A Step-by-Step Guide to Creating a Docker Image

The Anatomy of the Dockerfile and How to Build, Tag, and Push Your Docker Image to Docker Hub

Harpreet Sahota
Pachyderm Community Blog

--

Photo by Rubaitul Azad on Unsplash

In this blog post, you’ll learn how to push a Docker Image to Docker Hub.

You’ll learn:

  • What a Docker image and a Docker container are
  • The anatomy of a Dockerfile
  • What it means to build a Docker image
  • What it means to tag a Docker image
  • How to push your Docker image to Docker Hub.

All of this may seem like a foreign language if you’re brand new to Docker. Fear not! The author of this article is unashamed to say he had zero clue how to do any of this before he started his job as a Developer Advocate at Pachyderm. It’s a simple process and you’ll be a pro at it in no time.

We’ll walk through the process, side-by-side and step-by-step…but first some prerequisites.

Prerequisites

I highly encourage you to follow along with me!

Here’s what you’ll need to do so:

If you haven’t already, go through the documentation to set up Docker Desktop and register for Docker Hub. Once you’re registered be sure to log in to Docker Hub by running docker login.

Let’s get into it!

What is a Docker Image and a Docker Container?

Photo by Guillaume Bolduc on Unsplash

When the author first started out with Docker, he would use the terms image and container interchangeably.

That’s actually not the right way to think about them.

You should think of a Docker image as a blueprint — or source code — for building a container. This blueprint has the instructions needed to build a lean operating system. It also contains all the required libraries, code, and dependencies needed for an application to successfully execute as it was designed to.

If you have an application’s Docker image, the only other thing you need to run that application is a computer running Docker.

Nigel Poulton

How is a Docker image different from a Docker container?

It comes down to one thing: a container is an image waiting to be jump started. The Docker image is the packed up, immutable blueprint that has everything needed to successfully run your application. The container is that blueprint turned into a house.

It’s the living, breathing, running (metaphorically, of course) instantiation of your image.

You can take this image and run as many containers from it as you like. You can run multiple instances of that container on your local machine. You can run the image and have the same container on a friends laptop. Or you can run in the cloud.

Wherever you run the container it will execute the code inside exactly how you intended it to.

In the Docker world, an image is effectively a stopped container. If you’re a developer, you can think of an image as a class.

Nigel Poulton

But to get the running container and the image that created it, you have to first create a Dockerfile.

Going from a Dockerfile, to a Docker image, to a container and back. Source

The Anatomy of a Dockerfile

An important thing to note about Docker images is that they are made up of layers.

Each of these layers are read-only and the entire image is a combination of these layers stacked in the order in which they were added. Each of these layers are actually complete images in themselves. Each additional layer introduces a change to the image’s metadata and filesystem.

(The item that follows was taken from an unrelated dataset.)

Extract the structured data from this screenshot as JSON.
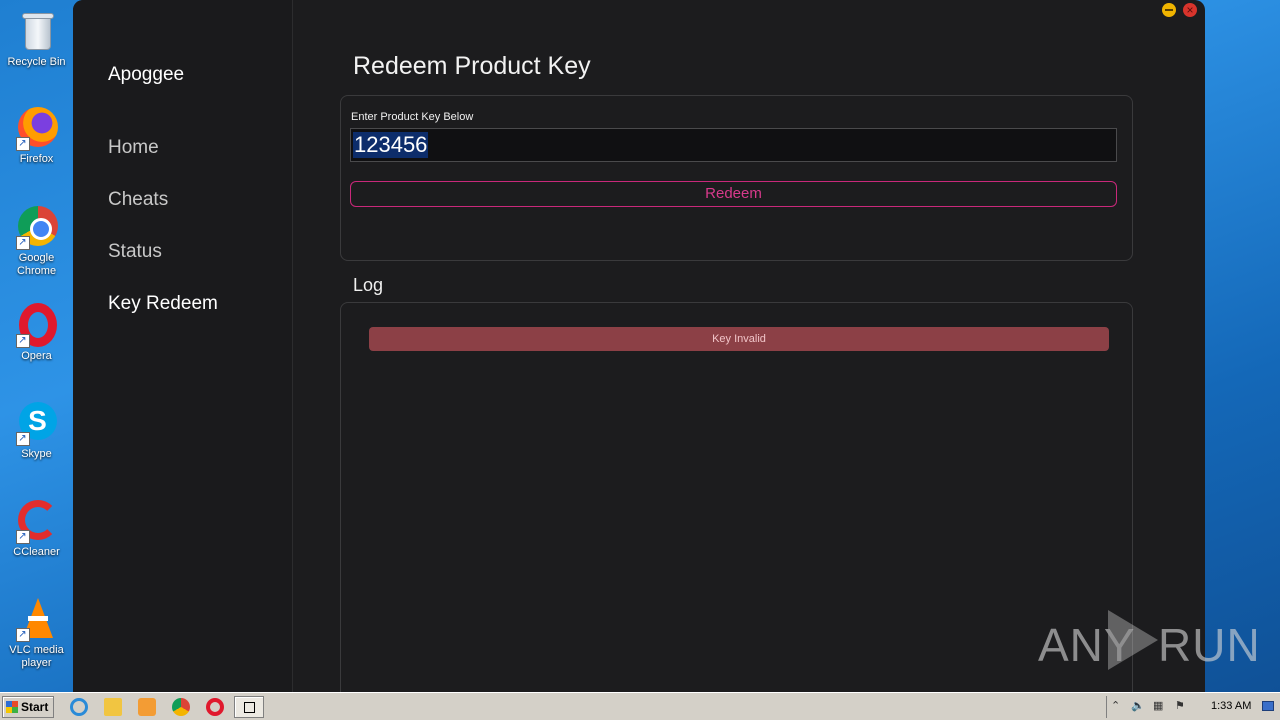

How these layers are assembled into an image is defined by the Dockerfile.

Nigel Poulton’s course “The Beginner’s Guide to Docker”

The Dockerfile is a set of instructions that tells Docker how to put your image together.

This easy-to-read file describes the application, it’s code and it’s dependencies. It’s a text file like any other piece of code and should be version controlled as such. Because this file is so instructive and easy to read it could also serve as documentation.

Docker builds images automatically by reading the instructions from a Dockerfile -- a text file that contains all commands, in order, needed to build a given image

Docker Documentation

Below is the anatomy of a Dockerfile. Note that there are many more commands than what’s listed below. These are just some of the more common ones you’ll likely need to know when creating your first Dockerfile.

Thom Ives series on Docker

Let’s go through some of the fundamental ones — FROM, WORKDIR, COPY, ADD, RUN, and CMD.

FROM

All Dockerfiles start with this command.

This command builds an initial layer from an existing image. Every image is based on another base image. Specifying a base image will allow you to extend that images and make it more complex.

A base image that you may find helpful for data science work is the Civis Analytics Data Science Docker Image.

WORKDIR

This command sets the working directory inside the image’s filesystem. This doesn’t add a new layer to the image.

COPY

This command will create a new layer by copying files and directories from the Docker client (the client is the primary way that Docker users interact with Docker) to the Docker image.

ADD

This command is also used to copy files and directories into a Docker image and it does so in three ways:

  1. Add files from local storage to some destination on the Docker file system.
  2. Add a tarball from your local storage and extract it to someplace in the Docker filesystem.
  3. Add files from a URL to someplace in the Docker filesystem.
Source

Confused whether you should use ADD or COPY in Your Dockerfile?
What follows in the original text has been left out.